Wednesday, January 18, 2012


The hoo haa over Glasgow’s new Riverside Museum is a bit of a ‘carry on,’ not about its shaping and making or cost - well, not only about these, but also about it its interior colouring. The local media seems to have created a stir, or thinks it is worth stirring about. Most of the surfaces of the interior spaces are painted a pale lime green. It sounds an odd choice for a Transport Museum, but, strangely, it does look and work well. The space is given an aura of a fresh haze that does enliven the twisting folded planes that shape it.

Lime seems to be the newly fashionable colour, as the graphics for this building also use a lime green in a brighter, more pure colour as dots. The graphics are pretty, but are also pretty hard to read at times, as both lime and dots do not do much for legibility or comprehension, especially with background colours varying from anything between, and including, black and white. These graphics confuse with their dazzling, dancing dottiness: but they look flash and smart. Perhaps this is all that is being asked of them – and the building?

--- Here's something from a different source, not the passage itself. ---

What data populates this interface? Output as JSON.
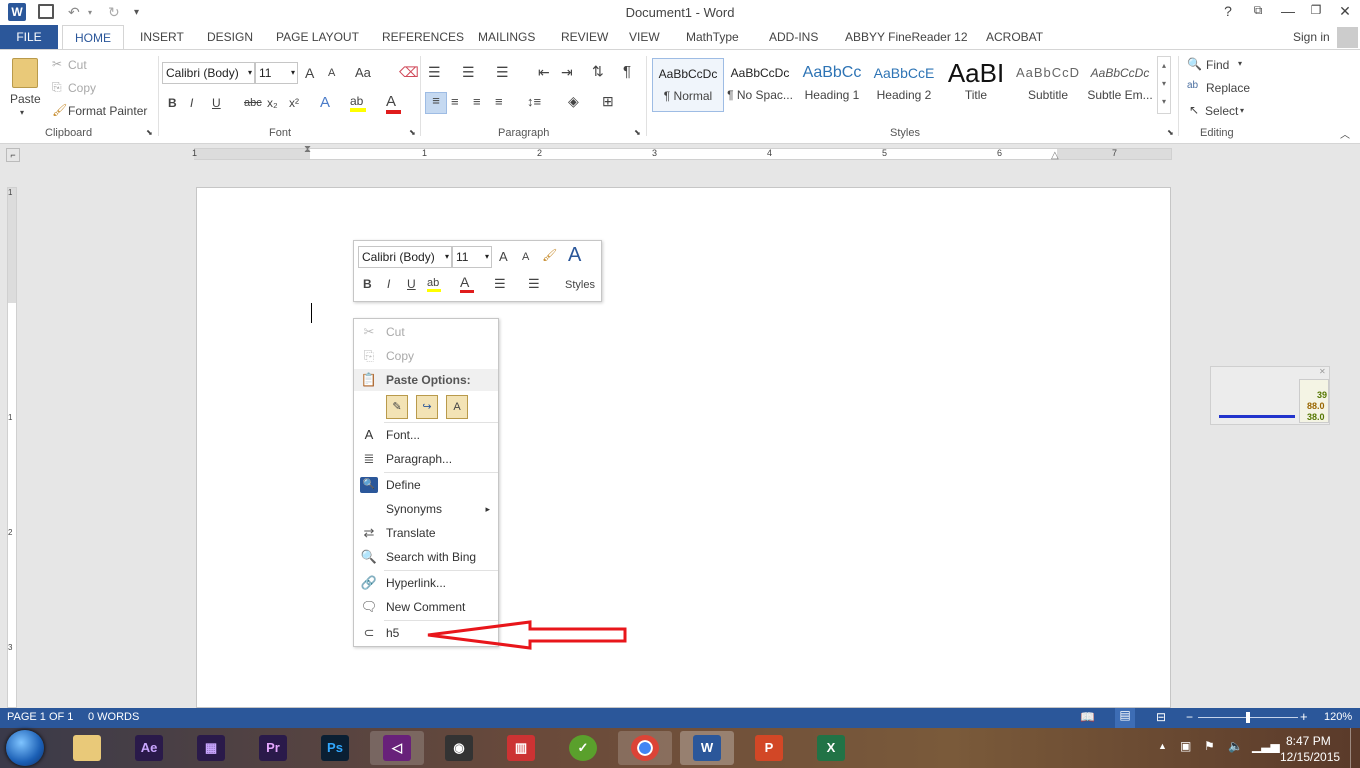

Fashion and colour are truly interesting. One lady involved internationally in the clothing industry – handcrafted woollens – told me how she subscribed to a company each year to be told the new colours that were going to be fashionable in the next season, next year. It might all sound very strange, as though colours and fashions are being dictated to us by folk promoting colours to those seeking guidance, making the common use of the same colours acceptable by the masses as the new wonder. Fashion, it seems, is not generated by the masses. Rather number appears to create its own acceptance by mere – well, number, on the basis that if everyone is doing it, it must be good – and the masses accept this as the new idea: ‘theirs.’ It all appears to happen backwards. Indeed, this lady did produce her garments using the colours that were identified for her – and they sold.

Is this same process happening in architecture? We are seeing lime tables and chairs; lime signs; lime walls; lime fabrics becoming more common. Is it just because such items are available, made in accordance with the new colour guides? It is interesting to note that the new Android systems use lime as a highlighting colour for all of their functions. Did Google seek guidance from the same source? Lime again! It is not an obvious colour for catching the eye. Danger or road signs use no lime. With Android, though, colour has a subtler role in its own promotion – less obviously fashionable, or so it appears, as it does seem to work well – well, satisfactorily. Perhaps the typical danger yellow is going to give way to the new look-at-me lime? Maybe it is this characteristic of lime that makes it so acceptable today - so representative of our times - reflecting today’s ‘look-at-me’ generation as it flicks over its pods and pads in solitary public place where eyes fail to meet and others never exist: just ‘me’ and ‘my.’